De volta à rotina do trabalho, minha colega espera o Antônio sair da sala pra falar pelas costas. Coisa que muuuuuita gente faz no ambiente profissional, tá.

— Acho ele tão lento pra entender as coisas.

— Colega, ele só se faz — eu defendo — ele é mais inteligente e ligado que você imagina. Mas conversa com ele se tem algo que te aborrece. É aqui no trabalho ou é pessoal?

— Eu tava dando umas diquinhas pra ele, mas daí ele me deixou ler nas entrelinhas que teve um lance contigo.

— Hã? Teve? — Nego ou confesso? Penso isso três vezes e bem rápido. — Ei quer um café, vou lá buscar um pra mim.

Eu não vou fazer barraco.

Ainda.

— Ah pode ser... — ela fica boiando e eu saio da sala. Quando volto, ela tá séria e o Wolf ainda mais sério. Uia, tenso. — Obrigada Vander. Antônio, acho que vou querer um gatinho sim. Ainda mais depois que ouvi a história da gata, pobrezinha. Ei de que cores eles são?

— Tem um branco e preto, um cinza com branco, uma fêmea toda preta e uma cinza. — Eles estavam falando dos gatinhos. Ela ganhou só um pouco da minha confiança, quase nada.

— Cadê os outros? — Pergunto quando faço a contagem mentalmente. — Tinham seis.

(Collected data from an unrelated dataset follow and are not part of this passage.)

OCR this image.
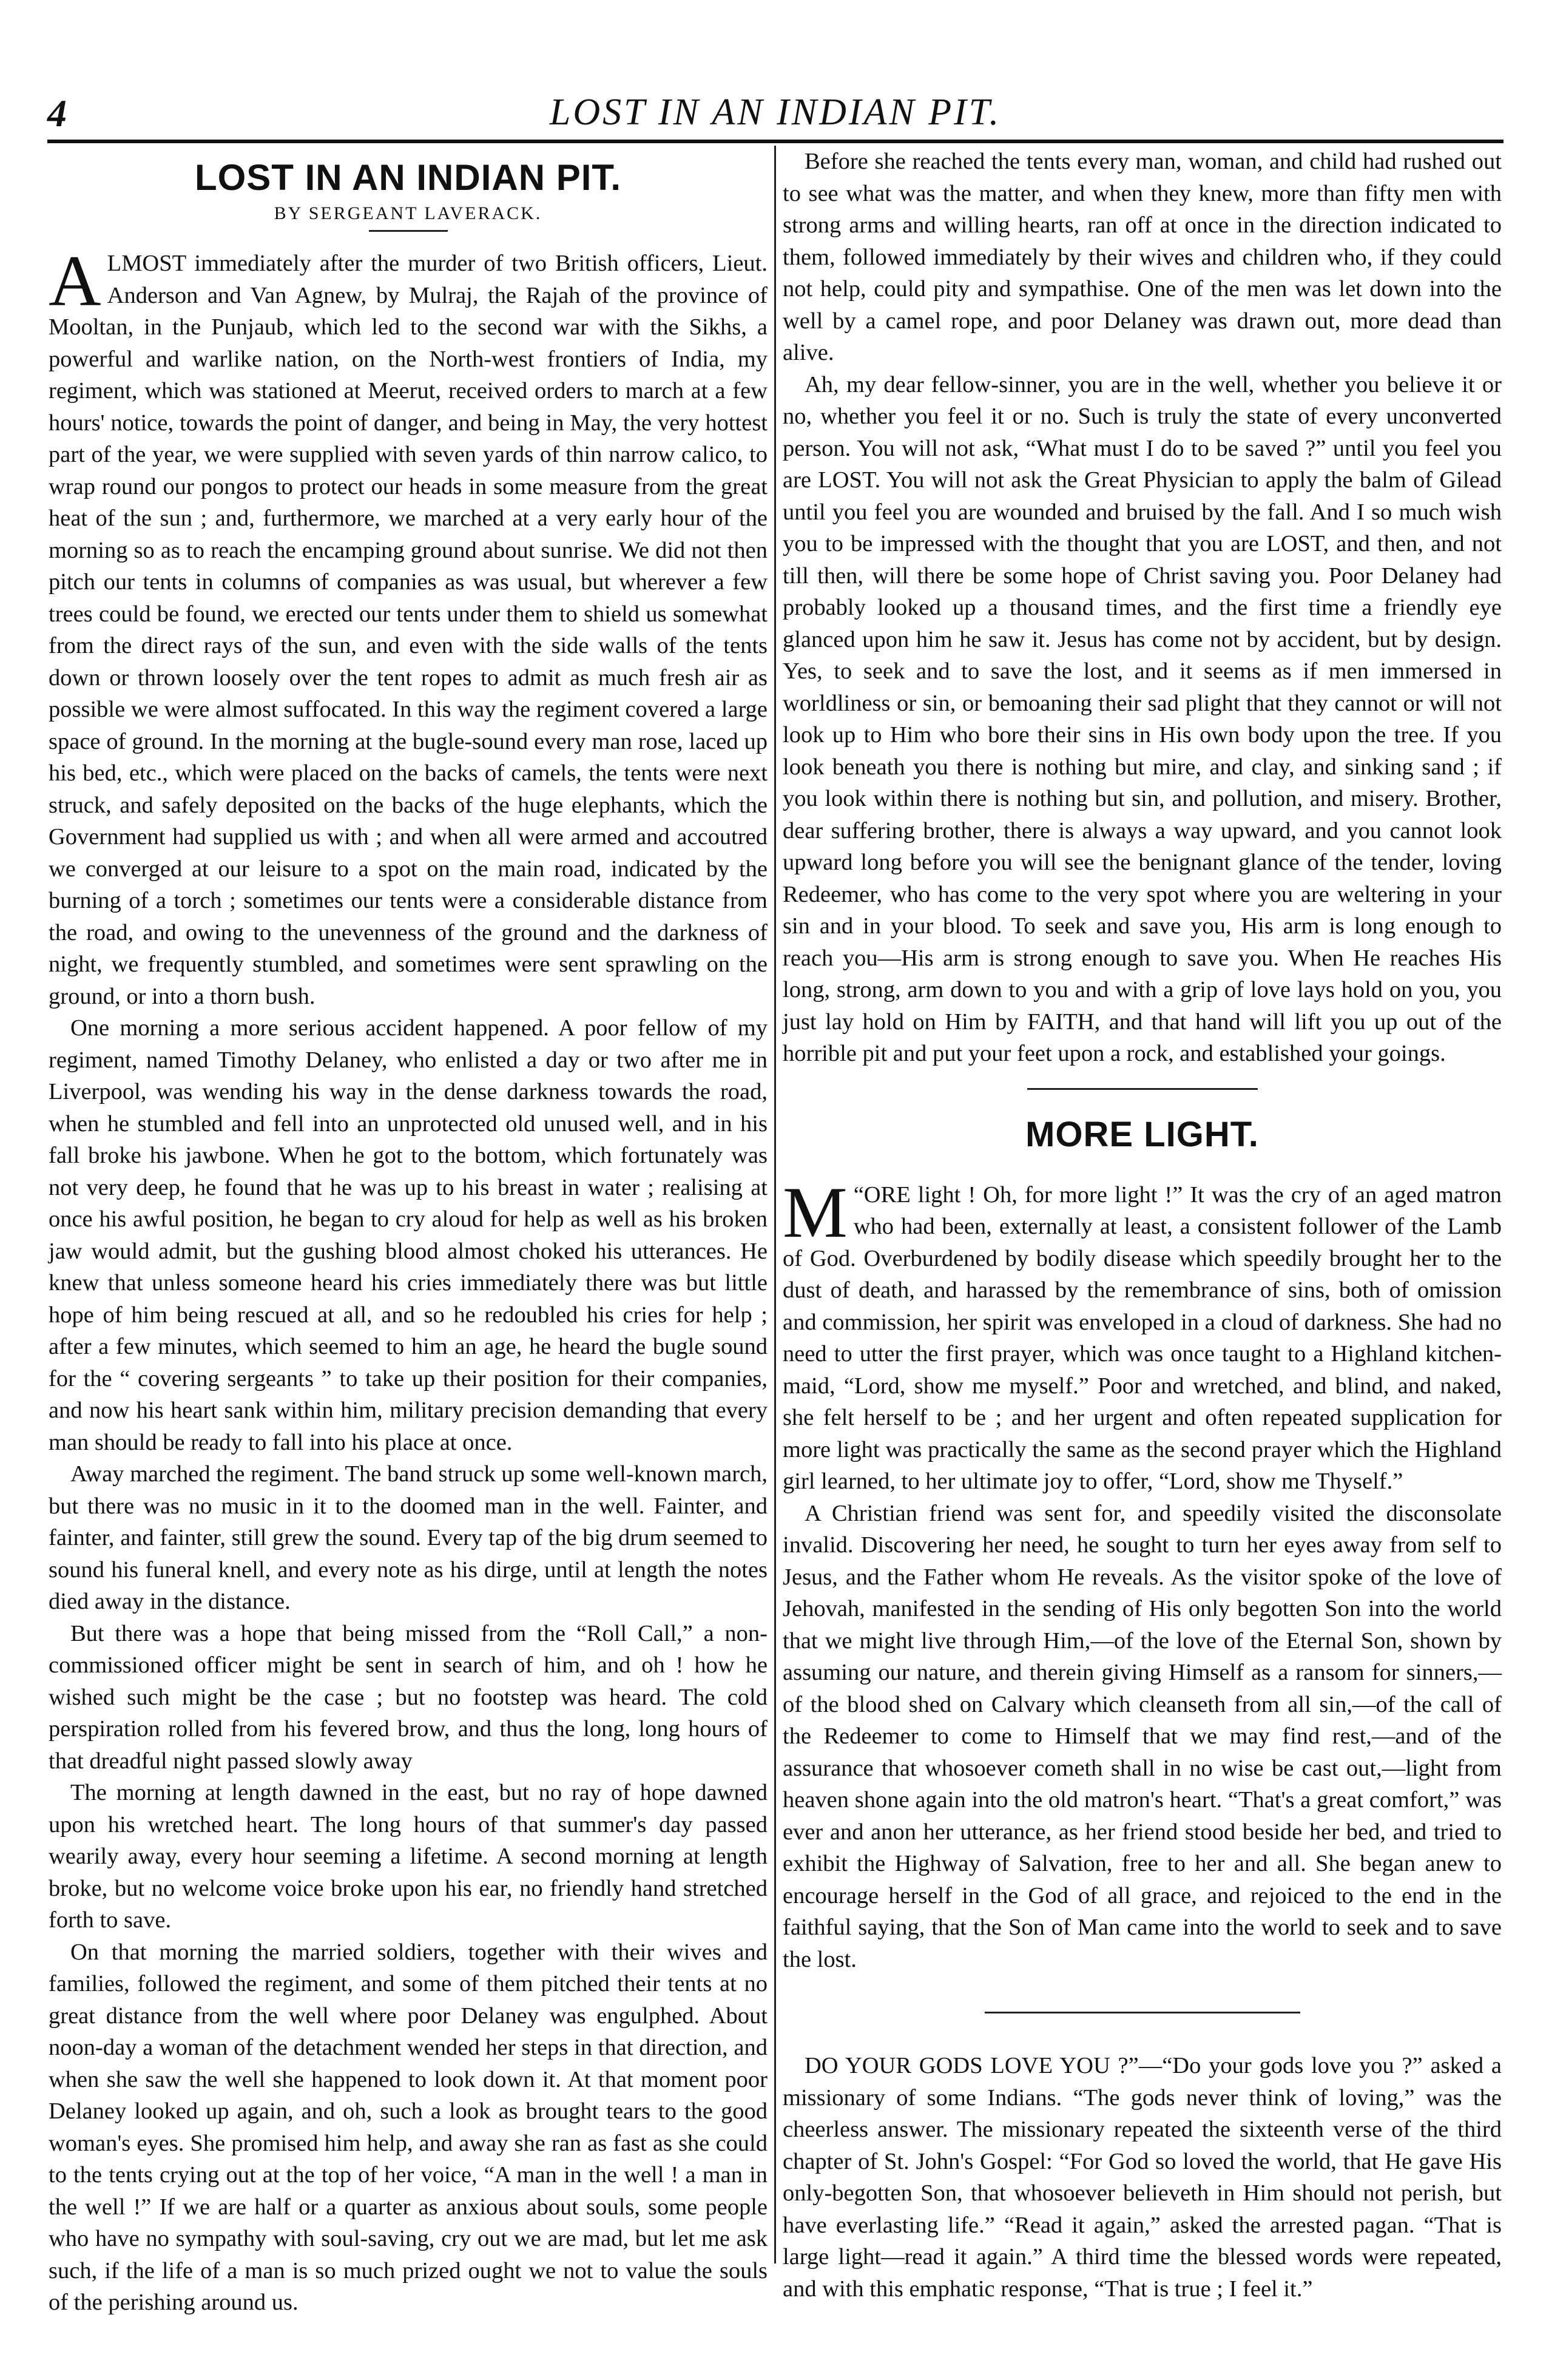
4	LOST IN AN INDIAN PIT.
LOST IN AN INDIAN PIT.
BY SERGEANT LAVERACK.

ALMOST immediately after the murder of two British officers, Lieut. Anderson and Van Agnew, by Mulraj, the Rajah of the province of Mooltan, in the Punjaub, which led to the second war with the Sikhs, a powerful and warlike nation, on the North-west frontiers of India, my regiment, which was stationed at Meerut, received orders to march at a few hours' notice, towards the point of danger, and being in May, the very hottest part of the year, we were supplied with seven yards of thin narrow calico, to wrap round our pongos to protect our heads in some measure from the great heat of the sun ; and, furthermore, we marched at a very early hour of the morning so as to reach the encamping ground about sunrise. We did not then pitch our tents in columns of companies as was usual, but wherever a few trees could be found, we erected our tents under them to shield us somewhat from the direct rays of the sun, and even with the side walls of the tents down or thrown loosely over the tent ropes to admit as much fresh air as possible we were almost suffocated. In this way the regiment covered a large space of ground. In the morning at the bugle-sound every man rose, laced up his bed, etc., which were placed on the backs of camels, the tents were next struck, and safely deposited on the backs of the huge elephants, which the Government had supplied us with ; and when all were armed and accoutred we converged at our leisure to a spot on the main road, indicated by the burning of a torch ; sometimes our tents were a considerable distance from the road, and owing to the unevenness of the ground and the darkness of night, we frequently stumbled, and sometimes were sent sprawling on the ground, or into a thorn bush.

One morning a more serious accident happened. A poor fellow of my regiment, named Timothy Delaney, who enlisted a day or two after me in Liverpool, was wending his way in the dense darkness towards the road, when he stumbled and fell into an unprotected old unused well, and in his fall broke his jawbone. When he got to the bottom, which fortunately was not very deep, he found that he was up to his breast in water ; realising at once his awful position, he began to cry aloud for help as well as his broken jaw would admit, but the gushing blood almost choked his utterances. He knew that unless someone heard his cries immediately there was but little hope of him being rescued at all, and so he redoubled his cries for help ; after a few minutes, which seemed to him an age, he heard the bugle sound for the “ covering sergeants ” to take up their position for their companies, and now his heart sank within him, military precision demanding that every man should be ready to fall into his place at once.

Away marched the regiment. The band struck up some well-known march, but there was no music in it to the doomed man in the well. Fainter, and fainter, and fainter, still grew the sound. Every tap of the big drum seemed to sound his funeral knell, and every note as his dirge, until at length the notes died away in the distance.

But there was a hope that being missed from the “Roll Call,” a non-commissioned officer might be sent in search of him, and oh ! how he wished such might be the case ; but no footstep was heard. The cold perspiration rolled from his fevered brow, and thus the long, long hours of that dreadful night passed slowly away

The morning at length dawned in the east, but no ray of hope dawned upon his wretched heart. The long hours of that summer's day passed wearily away, every hour seeming a lifetime. A second morning at length broke, but no welcome voice broke upon his ear, no friendly hand stretched forth to save.

On that morning the married soldiers, together with their wives and families, followed the regiment, and some of them pitched their tents at no great distance from the well where poor Delaney was engulphed. About noon-day a woman of the detachment wended her steps in that direction, and when she saw the well she happened to look down it. At that moment poor Delaney looked up again, and oh, such a look as brought tears to the good woman's eyes. She promised him help, and away she ran as fast as she could to the tents crying out at the top of her voice, “A man in the well ! a man in the well !” If we are half or a quarter as anxious about souls, some people who have no sympathy with soul-saving, cry out we are mad, but let me ask such, if the life of a man is so much prized ought we not to value the souls of the perishing around us.

Before she reached the tents every man, woman, and child had rushed out to see what was the matter, and when they knew, more than fifty men with strong arms and willing hearts, ran off at once in the direction indicated to them, followed immediately by their wives and children who, if they could not help, could pity and sympathise. One of the men was let down into the well by a camel rope, and poor Delaney was drawn out, more dead than alive.

Ah, my dear fellow-sinner, you are in the well, whether you believe it or no, whether you feel it or no. Such is truly the state of every unconverted person. You will not ask, “What must I do to be saved ?” until you feel you are LOST. You will not ask the Great Physician to apply the balm of Gilead until you feel you are wounded and bruised by the fall. And I so much wish you to be impressed with the thought that you are LOST, and then, and not till then, will there be some hope of Christ saving you. Poor Delaney had probably looked up a thousand times, and the first time a friendly eye glanced upon him he saw it. Jesus has come not by accident, but by design. Yes, to seek and to save the lost, and it seems as if men immersed in worldliness or sin, or bemoaning their sad plight that they cannot or will not look up to Him who bore their sins in His own body upon the tree. If you look beneath you there is nothing but mire, and clay, and sinking sand ; if you look within there is nothing but sin, and pollution, and misery. Brother, dear suffering brother, there is always a way upward, and you cannot look upward long before you will see the benignant glance of the tender, loving Redeemer, who has come to the very spot where you are weltering in your sin and in your blood. To seek and save you, His arm is long enough to reach you—His arm is strong enough to save you. When He reaches His long, strong, arm down to you and with a grip of love lays hold on you, you just lay hold on Him by FAITH, and that hand will lift you up out of the horrible pit and put your feet upon a rock, and established your goings.

MORE LIGHT.

M “ORE light ! Oh, for more light !” It was the cry of an aged matron who had been, externally at least, a consistent follower of the Lamb of God. Overburdened by bodily disease which speedily brought her to the dust of death, and harassed by the remembrance of sins, both of omission and commission, her spirit was enveloped in a cloud of darkness. She had no need to utter the first prayer, which was once taught to a Highland kitchen-maid, “Lord, show me myself.” Poor and wretched, and blind, and naked, she felt herself to be ; and her urgent and often repeated supplication for more light was practically the same as the second prayer which the Highland girl learned, to her ultimate joy to offer, “Lord, show me Thyself.”

A Christian friend was sent for, and speedily visited the disconsolate invalid. Discovering her need, he sought to turn her eyes away from self to Jesus, and the Father whom He reveals. As the visitor spoke of the love of Jehovah, manifested in the sending of His only begotten Son into the world that we might live through Him,—of the love of the Eternal Son, shown by assuming our nature, and therein giving Himself as a ransom for sinners,—of the blood shed on Calvary which cleanseth from all sin,—of the call of the Redeemer to come to Himself that we may find rest,—and of the assurance that whosoever cometh shall in no wise be cast out,—light from heaven shone again into the old matron's heart. “That's a great comfort,” was ever and anon her utterance, as her friend stood beside her bed, and tried to exhibit the Highway of Salvation, free to her and all. She began anew to encourage herself in the God of all grace, and rejoiced to the end in the faithful saying, that the Son of Man came into the world to seek and to save the lost.

DO YOUR GODS LOVE YOU ?”—“Do your gods love you ?” asked a missionary of some Indians. “The gods never think of loving,” was the cheerless answer. The missionary repeated the sixteenth verse of the third chapter of St. John's Gospel: “For God so loved the world, that He gave His only-begotten Son, that whosoever believeth in Him should not perish, but have everlasting life.” “Read it again,” asked the arrested pagan. “That is large light—read it again.” A third time the blessed words were repeated, and with this emphatic response, “That is true ; I feel it.”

Ai, que se exploda, ela já sacou sobre a nós e agora deve ter certeza.

— Então, o Leopoldo carregou os filhotes na boca, um por um e arrumou dentro do meu guarda roupa outra vez. Estranhei que só veio quatro e perguntei pra mulher... aí ela se disfarçou toda e disse que as crianças mataram dois.

Não vou chorar, não vou chorar e... a lágrima escorre quando me viro para a mesa.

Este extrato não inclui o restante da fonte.